Created 04-19-2018 09:57 AM
I am running a few spark jobs which are scheduled in oozie workflow, one of the job is failing with below error
[main] INFO org.apache.spark.deploy.yarn.Client - client token: N/A diagnostics: Application application_1523897345683_2170 failed 2 times due to AM Container for appattempt_1523897345683_2170_000004 exited with exitCode: 1 For more detailed output, check the application tracking page: http://<master_ip>:8088/cluster/app/application_1523897345683_2170 Then click on links to logs of each attempt. Diagnostics: Exception from container-launch. Container id: container_e13_1523897345683_2170_04_000001 Exit code: 1 Exception in thread "main" java.io.FileNotFoundException: File does not exist: hdfs://<master_ip>:8020/user/hdfs/.sparkStaging/application_1523897345683_2170/__spark_conf__.zip at org.apache.hadoop.hdfs.DistributedFileSystem$26.doCall(DistributedFileSystem.java:1446) at org.apache.hadoop.hdfs.DistributedFileSystem$26.doCall(DistributedFileSystem.java:1438) at org.apache.hadoop.fs.FileSystemLinkResolver.resolve(FileSystemLinkResolver.java:81) at org.apache.hadoop.hdfs.DistributedFileSystem.getFileStatus(DistributedFileSystem.java:1454) at org.apache.spark.deploy.yarn.ApplicationMaster$$anonfun$7.apply(ApplicationMaster.scala:177) at org.apache.spark.deploy.yarn.ApplicationMaster$$anonfun$7.apply(ApplicationMaster.scala:174) at scala.Option.foreach(Option.scala:257) at org.apache.spark.deploy.yarn.ApplicationMaster.<init>(ApplicationMaster.scala:174) at org.apache.spark.deploy.yarn.ApplicationMaster$$anonfun$main$1.apply$mcV$sp(ApplicationMaster.scala:767) at org.apache.spark.deploy.SparkHadoopUtil$$anon$2.run(SparkHadoopUtil.scala:67) at org.apache.spark.deploy.SparkHadoopUtil$$anon$2.run(SparkHadoopUtil.scala:66) at java.security.AccessController.doPrivileged(Native Method) at javax.security.auth.Subject.doAs(Subject.java:422) at org.apache.hadoop.security.UserGroupInformation.doAs(UserGroupInformation.java:1866) at org.apache.spark.deploy.SparkHadoopUtil.runAsSparkUser(SparkHadoopUtil.scala:66) at org.apache.spark.deploy.yarn.ApplicationMaster$.main(ApplicationMaster.scala:766) at org.apache.spark.deploy.yarn.ApplicationMaster.main(ApplicationMaster.scala) Failing this attempt. Failing the application. ApplicationMaster host: N/A ApplicationMaster RPC port: -1 queue: queue_one start time: 1524129738475 final status: FAILED tracking URL: http://<master_ip>:8088/cluster/app/application_1523897345683_2170 user: hdfs <<< Invocation of Spark command completed <<< Hadoop Job IDs executed by Spark: job_1523897345683_2170
Could you please help on this.
Thank you.
Regards
Sampath
Created 04-19-2018 10:04 AM
It might happen if the oozie shared library is not updated. Can you please try recreating the oozie sharelib and then test again.

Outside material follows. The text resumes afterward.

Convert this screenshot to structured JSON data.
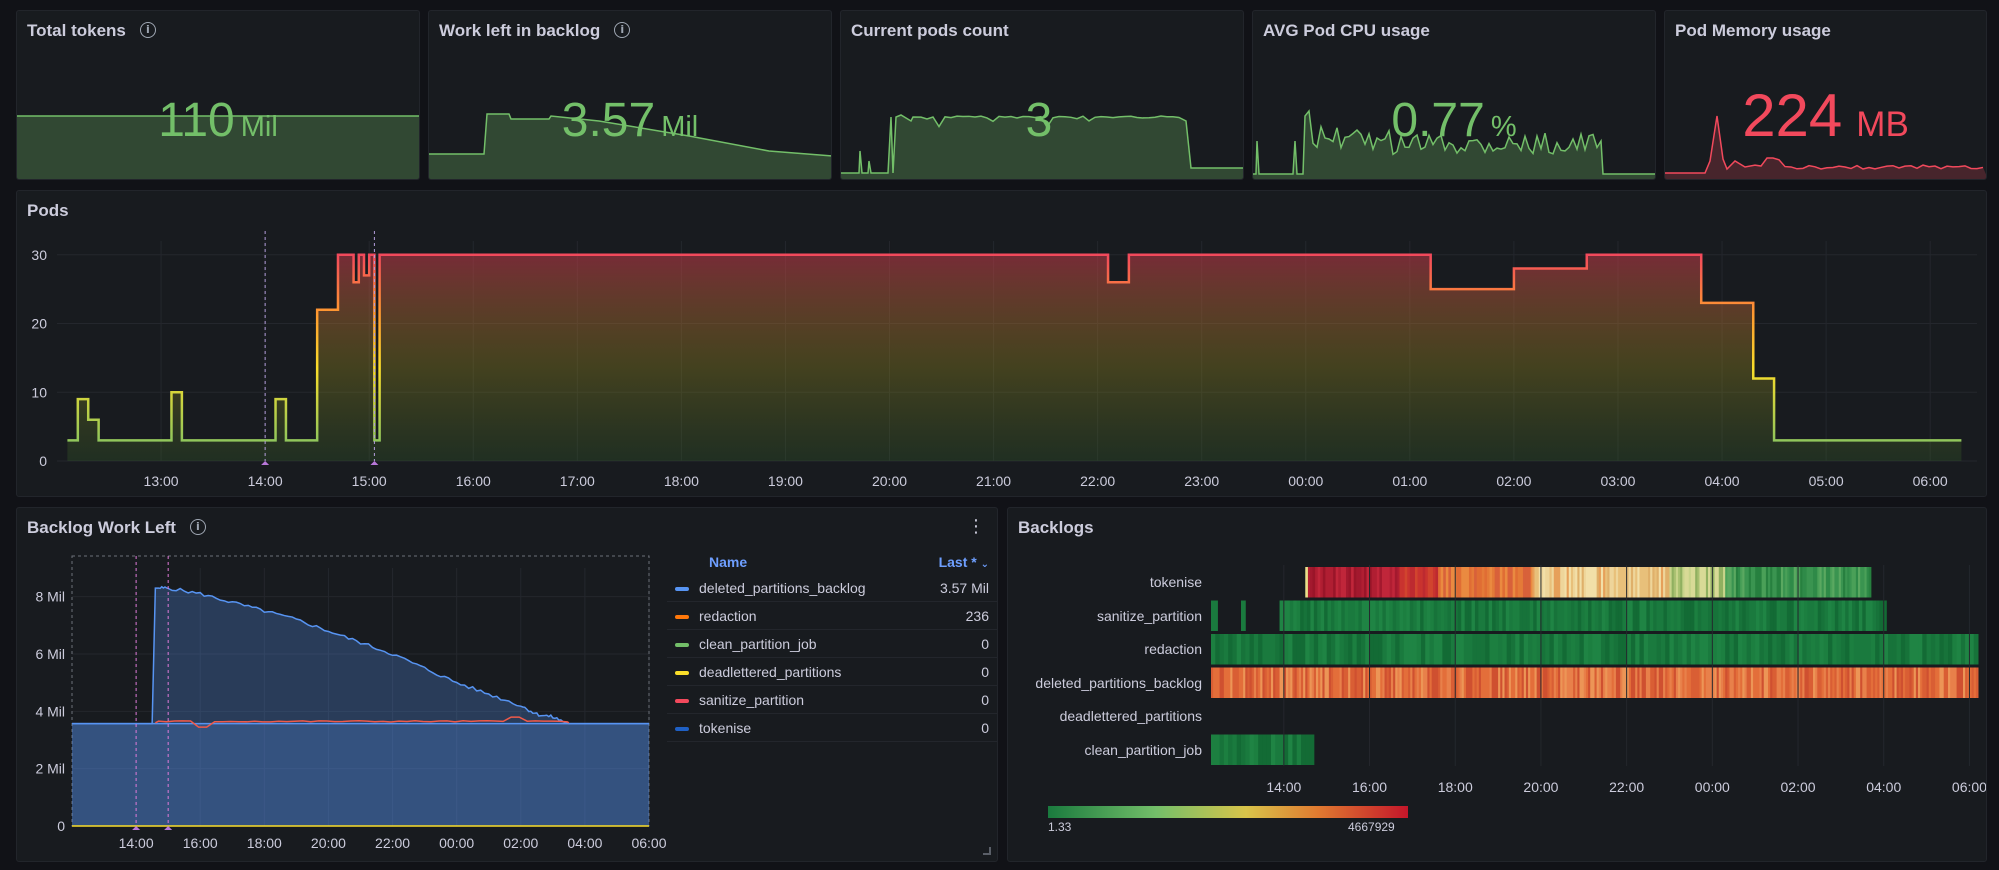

Created 05-21-2018 05:34 AM
@Sampath Kumar DId you found the root cause and solution for this problem. I am facing the same issue.
Please post the solution, it will help others.
Thanks,
Fairoz
Created 06-13-2018 03:17 PM
@Sampath Kumar, @SHAIKH FAIROZ AHMED, Did u find the answer? i'm facing the same issue.
,@Sampath Kumar, @SHAIKH FAIROZ AHMED, did you find the solutions to this problem? i am facing it too.
Created 08-16-2018 01:52 PM
@Sampath Kumar, @SHAIKH FAIROZ AHMED, @Jack Marquez, did you find the solution to this problem? I am facing it too.